Ms. Winter has always kept the stitching simple, but that said, her designs are intricate and each quilt has its own story to tell. Working entirely on her own, by choice, Ms. Winter has let the fabric lead her, and she's inspired by the material and the Ontario countryside.
"I greatly admire other people's work, but I try not to be influenced. I want something entirely from me."
And as fabric stores quietly disappear, Ms. Winter buys what catches her interest, and then lets the design flow from the bits and pieces, and hopes there is still enough available material to complete the quilt. Sometimes she's inspired by the everyday.
"My husband's ties constantly fell from the rack to the floor," she smiled, as she recalled asking men for their unused ties. "Before long, I had hundreds and I felt obliged to do something with them.
"A tie is a statement about a man - like the facts of a personality."
Sorted into colour and type of fabric, designs took form. In one quilt, they form a kind of colour wheel.
"There is so much symbolism in art - the circle is perfect, the square further away."
She works with opposing elements and sets them in a way to express balance, "in nature, in ourselves, the different aspects and pulls in our own nature - what we do to achieve tranquility."
It's serious work, but she admitted the "fudge factor is big". Trial and error, and her experience all have a part in each quilt. When one is completed, "it's at the stage where there's nothing I would change. When it just looks right and when anyone could look at it and feel they could do that," needle and thread are put down.
Dorothy Winter: Recent Quilts runs in the Paul Kane Gallery until Aug. 29. An opening reception is Saturday, Aug. 22, from 2 to 4 p.m. For more information, call 905-372-0333

Wednesday, August 5, 2009

Dorothy Winter – Recent Quilts


Dorothy Winter – Recent Quilts in the Paul Kane Gallery August 1st - 29th, opening reception, Saturday, August 22nd.

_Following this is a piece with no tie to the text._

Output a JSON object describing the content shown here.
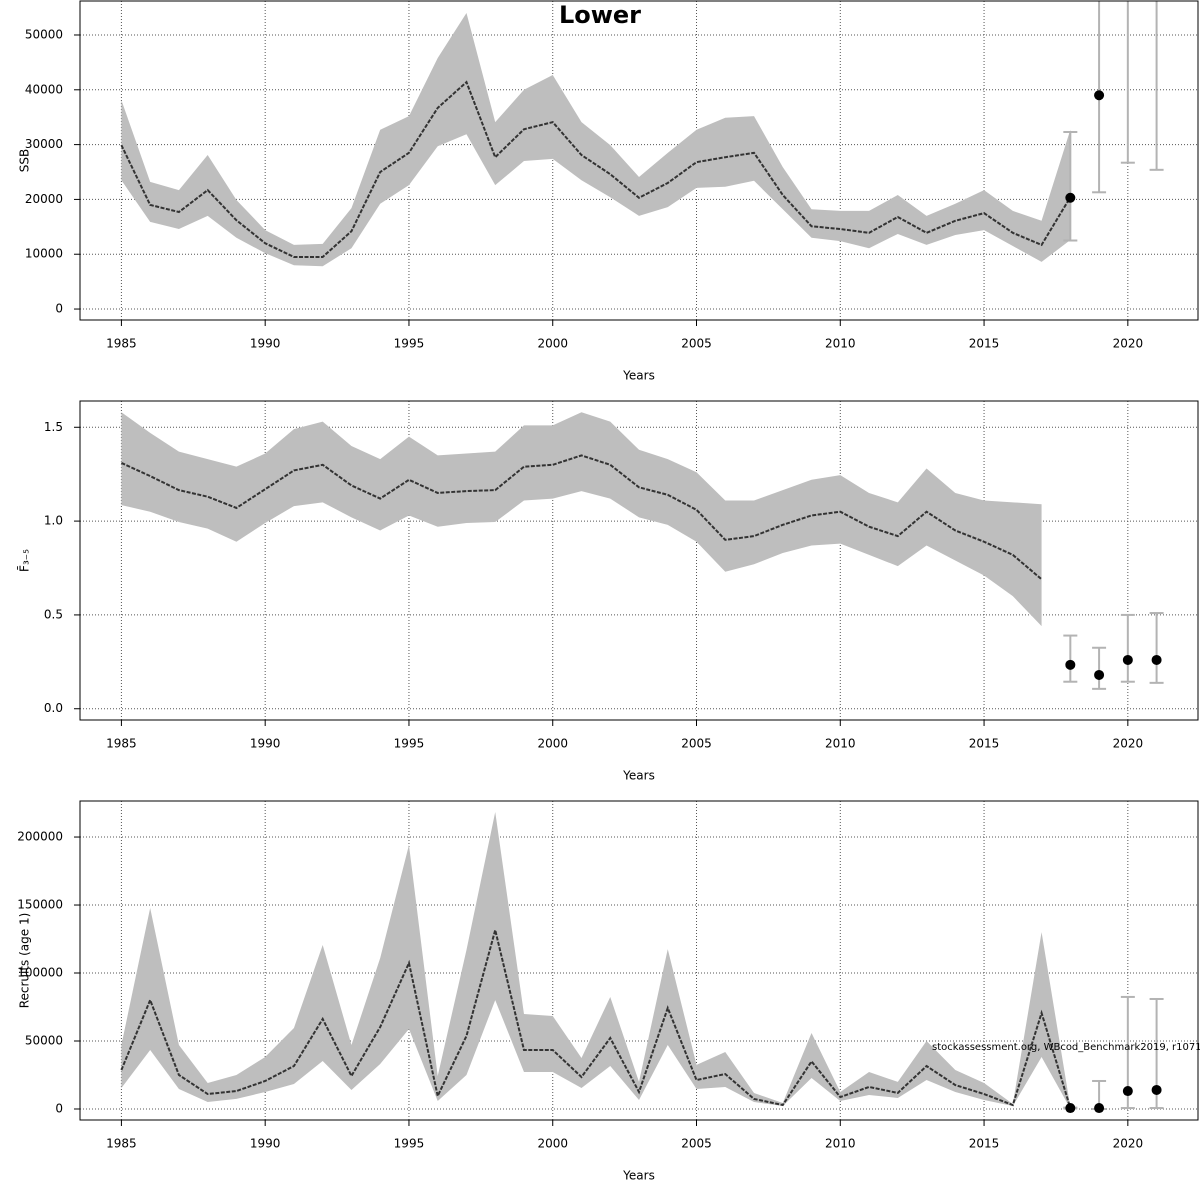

Quilt maker Dorothy Winter has found new inspiration in men’s decorative ties. These wall-hung quilts are a fascinating study in pattern and a model of artistic recycling.

Frances Gage At The Art Gallery Of Northumberland










Frances Gage: Unlikely Paradise, August 1st - 29th, Art Gallery of Northumberland, Cobourg
. Reception and book launch at 85th birthday celebration, Saturday, August 22, 2:00 to 4:00 pm. Frances Gage has lived in Cobourg for 10 years and in that time has become an integral part of the community. Prior to our arrival in our midst, Gage gained wide recognition as one of Canada's leading sculptors. The recently finished biography by Alan Butcher is being published this summer. This exhibition is an honor of this event. The launch of her biography “Unlikely Paradise” coincides with her 85th birthday.